A man turns up the thermostat on a radiator. Photo: picture alliance/dpa | Hauke-Christian Dittrich

However, Julia Schröder, an energy law expert at the Lower Saxony consumer advice centre, recommended that consumers should not take the decision to switch suppliers lightly, as this usually means being bound to a new provider for one or two years when “nobody can foresee” how prices will develop over the next 24 months. A change would therefore be worth it only if it resulted in substantial savings, she advised. 

However, Ingbert Liebing, CEO of the Association of Municipal Enterprises (VKU), recently criticised the appeals of experts to consumers to switch from basic suppliers to discounters with cheap tariffs.

READ ALSO: Energy prices could double long-term in Germany, utilities companies warn

“It was foreseeable that now again soldiers of fortune would enter the energy market and think they can make a quick deal, at the expense of the municipal utilities and basic suppliers,” he said of the lower tariffs currently on offer by alternative providers. 

He warned against cheap tariffs that lure customers in with low prices for a short period of time and then raise them again in a matter of months. 

Can I switch from a basic to a discount provider?

Theoretically, switching from a basic to an alternative energy provider should be straightforward. Unlike those in contracts with special tariffs, customers of basic suppliers generally have the legal right to cancel at any time with two weeks’ notice and look for another supplier.

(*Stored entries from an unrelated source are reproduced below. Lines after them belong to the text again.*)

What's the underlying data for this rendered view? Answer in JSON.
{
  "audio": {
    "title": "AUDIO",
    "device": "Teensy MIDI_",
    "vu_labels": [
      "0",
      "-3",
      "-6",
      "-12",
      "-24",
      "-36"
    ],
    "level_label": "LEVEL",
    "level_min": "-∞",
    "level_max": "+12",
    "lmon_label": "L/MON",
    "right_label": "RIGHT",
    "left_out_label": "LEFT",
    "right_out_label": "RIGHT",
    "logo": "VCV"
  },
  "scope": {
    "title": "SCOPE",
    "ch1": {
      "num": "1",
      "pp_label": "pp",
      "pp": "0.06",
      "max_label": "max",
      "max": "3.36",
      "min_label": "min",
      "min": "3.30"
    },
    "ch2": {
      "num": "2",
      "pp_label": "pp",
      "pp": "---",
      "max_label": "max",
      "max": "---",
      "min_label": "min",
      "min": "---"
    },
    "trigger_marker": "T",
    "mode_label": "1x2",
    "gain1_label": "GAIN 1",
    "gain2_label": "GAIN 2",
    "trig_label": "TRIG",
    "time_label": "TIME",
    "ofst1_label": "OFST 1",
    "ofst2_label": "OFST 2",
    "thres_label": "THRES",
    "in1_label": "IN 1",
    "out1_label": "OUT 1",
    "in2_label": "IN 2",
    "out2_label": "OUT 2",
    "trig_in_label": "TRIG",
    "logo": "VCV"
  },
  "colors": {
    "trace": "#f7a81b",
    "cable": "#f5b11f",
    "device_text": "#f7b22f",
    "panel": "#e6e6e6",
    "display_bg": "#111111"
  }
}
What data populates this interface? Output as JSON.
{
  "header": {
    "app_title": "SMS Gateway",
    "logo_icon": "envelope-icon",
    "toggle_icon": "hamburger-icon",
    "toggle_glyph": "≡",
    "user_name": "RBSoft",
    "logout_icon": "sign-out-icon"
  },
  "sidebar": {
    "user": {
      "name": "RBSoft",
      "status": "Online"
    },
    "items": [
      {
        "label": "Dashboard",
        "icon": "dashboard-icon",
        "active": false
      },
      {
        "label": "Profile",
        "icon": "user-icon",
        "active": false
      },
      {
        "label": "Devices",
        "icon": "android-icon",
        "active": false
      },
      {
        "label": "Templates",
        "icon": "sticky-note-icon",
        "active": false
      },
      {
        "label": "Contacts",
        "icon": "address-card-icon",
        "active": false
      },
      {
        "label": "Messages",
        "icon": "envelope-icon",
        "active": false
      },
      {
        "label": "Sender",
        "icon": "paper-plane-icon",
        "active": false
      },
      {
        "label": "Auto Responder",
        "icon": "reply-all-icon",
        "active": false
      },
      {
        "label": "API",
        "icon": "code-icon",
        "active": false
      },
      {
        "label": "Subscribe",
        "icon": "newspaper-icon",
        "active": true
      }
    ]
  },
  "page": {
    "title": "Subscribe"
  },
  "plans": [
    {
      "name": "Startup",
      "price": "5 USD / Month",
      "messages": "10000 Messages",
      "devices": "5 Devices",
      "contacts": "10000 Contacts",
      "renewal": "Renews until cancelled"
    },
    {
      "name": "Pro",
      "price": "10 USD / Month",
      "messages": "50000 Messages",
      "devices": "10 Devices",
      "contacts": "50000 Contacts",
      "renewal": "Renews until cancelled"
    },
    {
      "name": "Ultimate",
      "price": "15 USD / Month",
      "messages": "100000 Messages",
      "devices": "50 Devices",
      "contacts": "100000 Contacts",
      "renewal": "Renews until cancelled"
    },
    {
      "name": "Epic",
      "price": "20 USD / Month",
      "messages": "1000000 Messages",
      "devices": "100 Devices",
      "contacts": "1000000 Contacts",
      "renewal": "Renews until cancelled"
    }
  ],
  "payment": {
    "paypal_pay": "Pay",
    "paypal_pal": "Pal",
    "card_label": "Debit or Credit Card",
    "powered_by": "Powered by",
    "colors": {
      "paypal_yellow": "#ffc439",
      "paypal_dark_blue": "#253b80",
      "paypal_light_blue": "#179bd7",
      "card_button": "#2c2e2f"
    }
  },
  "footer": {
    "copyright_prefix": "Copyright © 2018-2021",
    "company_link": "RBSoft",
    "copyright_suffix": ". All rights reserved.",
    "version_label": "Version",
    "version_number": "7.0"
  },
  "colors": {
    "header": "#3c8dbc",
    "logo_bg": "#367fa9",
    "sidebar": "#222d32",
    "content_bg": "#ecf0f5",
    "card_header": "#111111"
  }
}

READ ALSO: EXPLAINED: How to change electricity and gas providers in Germany

Those who are not with a basic supplier should look at their documents and check for how long their current gas supply contract is still valid. If there is a supplier with more favourable conditions, it may be worthwhile to terminate the contract. 

Oncoming price brakes

Another thing to bear in mind when considering whether to switch energy suppliers is the oncoming price brakes for gas and electricity. 

READ ALSO: 7 reasons to be optimistic about life in Germany in 2023

In the case of electricity, 80 percent of consumption will be capped at 40 cents per kilowatt hour from March, backdated to January. The same applies to gas: from March, backdated to January, natural gas customers will receive a state-guaranteed price of twelve cents per kilowatt hour for 80 percent of their previous annual consumption.

A person holds a wallet with cash.

A person holds a wallet with cash. Photo: picture alliance/dpa | Lino Mirgeler

Despite the price brakes, it can still be worth switching if the contractually agreed energy price with your current supplier is over 40 cents per kilowatt hour for electricity and over twelve cents per kilowatt hour for gas.

That’s largely because the price brakes for electricity and gas are currently limited to just one year.

“If the price brakes are not extended, every kilowatt hour consumed will cost the regular contract price again next year. This is another reason why it will be important for consumers to choose the cheapest possible tariff this year,” said Thorsten Storck from Verivox.